A potassium hydroxide evaluation confirmed the diagnosis of tinea versicolor, B, which responded to a short course of oral ketoconazole. Acanthosis nigricans has a more velvety appearance. Tinea corporis would be more inflammatory and pruritic, as would atopic dermatitis. Poikiloderma of Civatte is characterized by mottled pigmentation and telangiectasia without scale.

Case 2:

A 44-year-old man has a dry, itchy rash on his neck that seems to be aggravated by shaving. He has not changed his shaving cream and does not use aftershave.
What do you suspect?


A. Dermatophyte infection.
B. Impetigo.
C. Candidiasis.
D. Nummular eczema.
E. Irritant dermatitis from shaving.

(answer on next page)

Case 2: Irritant dermatitis

This patient had recently started to use a new 5-bladed razor; his “close shave” resulted in irritant dermatitis, E. Switching to a razor with fewer blades and applying a moisturizer as an aftershave resolved the problem.

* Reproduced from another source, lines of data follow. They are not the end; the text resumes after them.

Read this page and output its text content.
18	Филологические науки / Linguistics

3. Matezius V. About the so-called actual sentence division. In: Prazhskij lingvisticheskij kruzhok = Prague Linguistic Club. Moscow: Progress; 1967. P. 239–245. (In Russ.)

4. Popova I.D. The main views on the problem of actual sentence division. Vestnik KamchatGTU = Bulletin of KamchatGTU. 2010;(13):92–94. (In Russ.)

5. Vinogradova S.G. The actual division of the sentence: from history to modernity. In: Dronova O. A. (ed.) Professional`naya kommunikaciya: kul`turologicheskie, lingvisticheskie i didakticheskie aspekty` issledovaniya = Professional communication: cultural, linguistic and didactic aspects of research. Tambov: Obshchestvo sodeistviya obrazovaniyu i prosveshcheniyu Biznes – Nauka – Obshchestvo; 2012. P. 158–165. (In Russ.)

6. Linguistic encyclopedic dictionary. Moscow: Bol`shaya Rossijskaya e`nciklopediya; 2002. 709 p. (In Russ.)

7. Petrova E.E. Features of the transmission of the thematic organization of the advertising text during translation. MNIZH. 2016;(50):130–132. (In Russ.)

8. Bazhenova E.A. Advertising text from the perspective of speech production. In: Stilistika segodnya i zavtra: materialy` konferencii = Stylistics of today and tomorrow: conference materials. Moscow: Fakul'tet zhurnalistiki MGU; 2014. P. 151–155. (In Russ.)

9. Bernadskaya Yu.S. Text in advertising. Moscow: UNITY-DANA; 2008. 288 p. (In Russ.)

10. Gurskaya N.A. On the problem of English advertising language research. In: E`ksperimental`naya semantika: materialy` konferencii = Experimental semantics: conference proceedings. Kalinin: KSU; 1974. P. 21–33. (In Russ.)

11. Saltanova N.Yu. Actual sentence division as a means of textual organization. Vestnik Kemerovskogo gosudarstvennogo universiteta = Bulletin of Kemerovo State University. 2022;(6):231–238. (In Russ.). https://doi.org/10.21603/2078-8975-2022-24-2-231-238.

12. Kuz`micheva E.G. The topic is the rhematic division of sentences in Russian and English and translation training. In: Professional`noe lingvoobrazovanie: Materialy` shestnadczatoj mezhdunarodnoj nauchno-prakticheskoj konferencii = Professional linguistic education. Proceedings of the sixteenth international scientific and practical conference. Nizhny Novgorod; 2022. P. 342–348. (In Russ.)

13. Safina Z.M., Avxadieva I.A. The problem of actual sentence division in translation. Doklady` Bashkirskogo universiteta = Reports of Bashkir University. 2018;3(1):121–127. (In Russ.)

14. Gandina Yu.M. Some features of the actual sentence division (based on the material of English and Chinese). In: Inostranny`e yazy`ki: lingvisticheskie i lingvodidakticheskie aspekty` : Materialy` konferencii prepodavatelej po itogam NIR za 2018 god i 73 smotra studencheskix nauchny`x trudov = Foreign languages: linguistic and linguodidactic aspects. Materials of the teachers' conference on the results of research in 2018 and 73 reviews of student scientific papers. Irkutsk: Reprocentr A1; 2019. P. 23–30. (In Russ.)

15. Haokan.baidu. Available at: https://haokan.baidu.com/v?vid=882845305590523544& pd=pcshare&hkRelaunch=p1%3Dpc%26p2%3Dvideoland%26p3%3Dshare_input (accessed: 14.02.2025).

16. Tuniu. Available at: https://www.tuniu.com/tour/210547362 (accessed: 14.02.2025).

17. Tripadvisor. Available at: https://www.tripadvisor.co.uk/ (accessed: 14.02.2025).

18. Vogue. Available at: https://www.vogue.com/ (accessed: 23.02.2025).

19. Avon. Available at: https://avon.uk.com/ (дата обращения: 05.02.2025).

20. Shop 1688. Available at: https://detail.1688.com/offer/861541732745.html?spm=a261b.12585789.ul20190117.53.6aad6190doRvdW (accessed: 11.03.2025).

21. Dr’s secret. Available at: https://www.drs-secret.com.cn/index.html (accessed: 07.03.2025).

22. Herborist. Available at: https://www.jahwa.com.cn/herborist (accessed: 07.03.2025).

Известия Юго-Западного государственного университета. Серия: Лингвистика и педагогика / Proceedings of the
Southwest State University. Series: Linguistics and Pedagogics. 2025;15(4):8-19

Nummular eczema and dermatophyte and candidal infections usually do not occur on the neck. Impetigo has a more crusted appearance.

Case 3:

For 3 days, a 28-year-old woman has had a tender eruption on her posterior right thigh. She has no history of a similar eruption. She is otherwise healthy but had seasonal allergies as a child. Recently, she has started using new brands of soap and shaving cream. Can you identify this eruption?

 


A. Staphylococcal infection.
B. Fixed drug eruption.
C. Herpes simplex virus infection.
D. Contact dermatitis.
E. Nummular eczema.

(answer on next page)

Case 3: Herpes simplex virus infection

A culture identified herpes simplex virus type 2, C. Treatment with oral antiviral antibiotics was started. The patient was counseled about being evaluated for other sexually transmitted diseases and the ramifications of genital herpes infections.

Bullous impetigo from a staphylococcal infection usually produces more fragile blisters. A fixed drug eruption is a possibility if a relevant history can be obtained; otherwise, a biopsy would confirm the diagnosis. Contact dermatitis is unlikely because of the lack of exposure history and the absence of pruritus. Nummular eczema is pruritic and does not form blisters.

Case 4:

A 20-year-old African American man seeks evaluation of discoloration of his neck. The rash has been present for at least several months. The patient is obese but otherwise healthy.
What is your clinical impression?


A. Erythrasma.
B. Candidiasis.
C. Intertrigo.
D. Acanthosis nigricans.
E. Contact dermatitis.

Bonus question: What malignancy is most commonly associated with this condition?

(answer on next page)

Case 4: Acanthosis nigricans

A hyperpigmented rash on the neck of an overweight man is likely to be acanthosis nigricans, D. Insulin resistance is often present in obese persons with this rash. There is no specific treatment; however, weight reduction and correction of hyperinsulinemia may help resolve the rash.

 

In addition to obesity-associated acanthosis nigricans, the following types have been recognized:
•Syndromic. The type A syndrome is also termed the hyperandrogenemia, insulin resistance, and acanthosis nigricans syndrome (HAIR-AN syndrome). The type B syndrome generally occurs in women who have uncontrolled diabetes mellitus, ovarian hyperandrogenism, or an autoimmune disease.
•Acral. This type is most common in persons who have dark skin.
•Unilateral. This condition probably represents a type of mosaicism that is not well understood.
•Familial. This rare genodermatosis seems to be transmitted in an autosomal dominant fashion.
•Malignant.
•Drug-induced.
•Mixed type.


This patient also had a number of acrochordons, or skin tags, which occur most often in persons who are overweight or who have diabetes. The other conditions in the differential-erythrasma, candidiasis, intertrigo, and contact dermatitis- are all symptomatic and feature scaling or maceration.

Answer to bonus question: The malignancy most commonly associated with acanthosis nigricans is adenocarcinoma of the GI tract.